Duydunuz mu yoksa gözden kaçırdınız mı? Türkiye ekonomik krize doğru pupa yelken giderken; TBMM Çevre Komisyonu’nu yeni bir yasa teklifini kabul etmiş. Hepimizin gözü aydın! Bundan böyle, alış veriş merkezlerinden aldığınız her ürün için kullandığımız her alışveriş poşetlerine tüketici en az 25 kuruş ödemesi yasallaşmış.
Aklınız mı karıştı?
Bunda akıl karıştıracak ne var ki, her markete daldığınızda, kullandığınız poşet çarpı yirmi beş kuruş çıkacak cebimizden.
Kim akıl etmişse iyi düşünmüş!
Kılıfta çok şatafatlı, bu yasayla çevre kirliliği korunacakmış!!
Sen onu milletin külahına anlat be kardeşim.
Kendini öyle uyanık zannediyorsun ki, sinekten yağ çıkarmak isterken bile milletin gözünün içine baka baka gerçek niyetini saklıyor, şatafatlı lafların arkasına sığınıyorsun.
Tıpkı, açılım adı altında; teröre ülkenin bir bölgesini telsim ederken, gerçek niyetini kamufle etmek için “anaların gözyaşı akmasın” dediğin gibi şimdi de poşetten alacağın 25 kuruşu kamufle etmek için “çevre kirliliği koruma” bahanesi, senin kamuflajlı yüzün.
Mert değilsin be kardeşim.
Çıkıp erkekçe ekonomi çok kötü, benin yirmi beş kuruşa ihtiyacım var diyemiyorsun.
Tüketici nereye gitse sana haraç ödüyor.
Eczaneye gidiyor, ilaçtan fark alıyorsun.
Aile hekimine gidiyor doktor ücreti kesiyorsun.
Hastanelerde maşından kesinti yapıyorsun.
Çekinme söyleyiver gari, sen bir hukuk devlet misin yoksa Deli Dumrul mu?

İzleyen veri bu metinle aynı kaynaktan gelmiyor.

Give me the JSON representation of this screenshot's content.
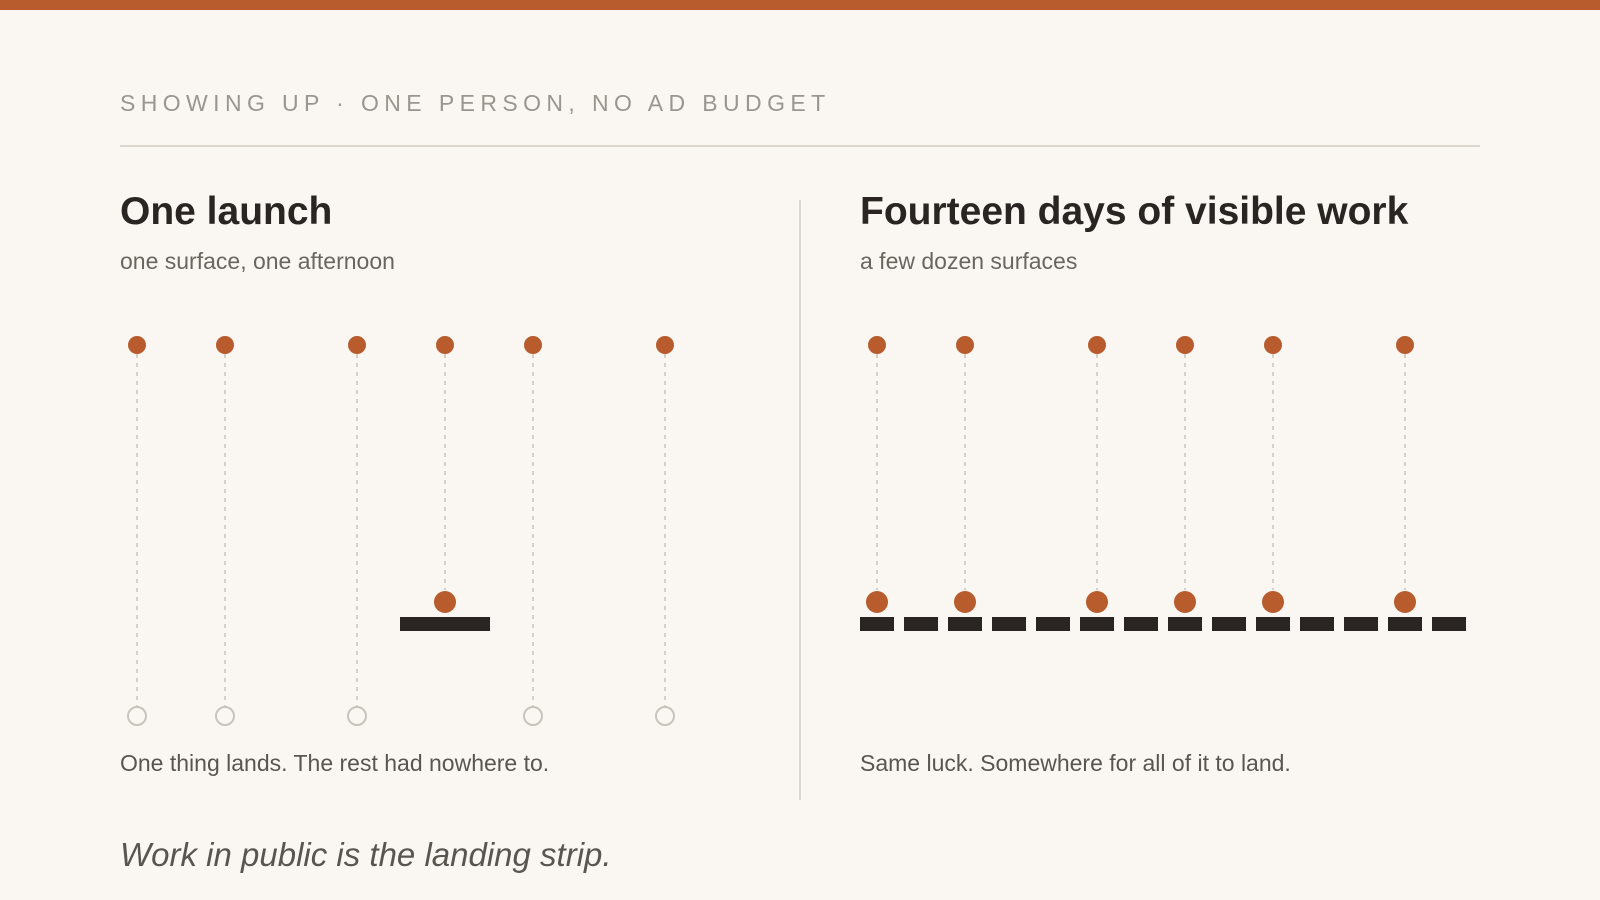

Deli Durul hikâyesini okumayan nesil lütfen Dede Korkut Hikâyelerine bir göz gezdirsin. O zaman köprüden geçenden 33 akçe, geçmeyenden döve döve 40 akçe; nasıl alındığını görecek ve bu gün tüketiciye uygulanan sistemin bir hukuk devletiyle bağdaşmadığını; Duha Koca Oğlu Deli Dumrul sistemi olduğunu kavrayacaktır.
Kavramak yeter mi?
Elbette yetmez. Osho diyor ki “Kendine saygının büyüsü, kendi farkındalığına uyanmaktır”.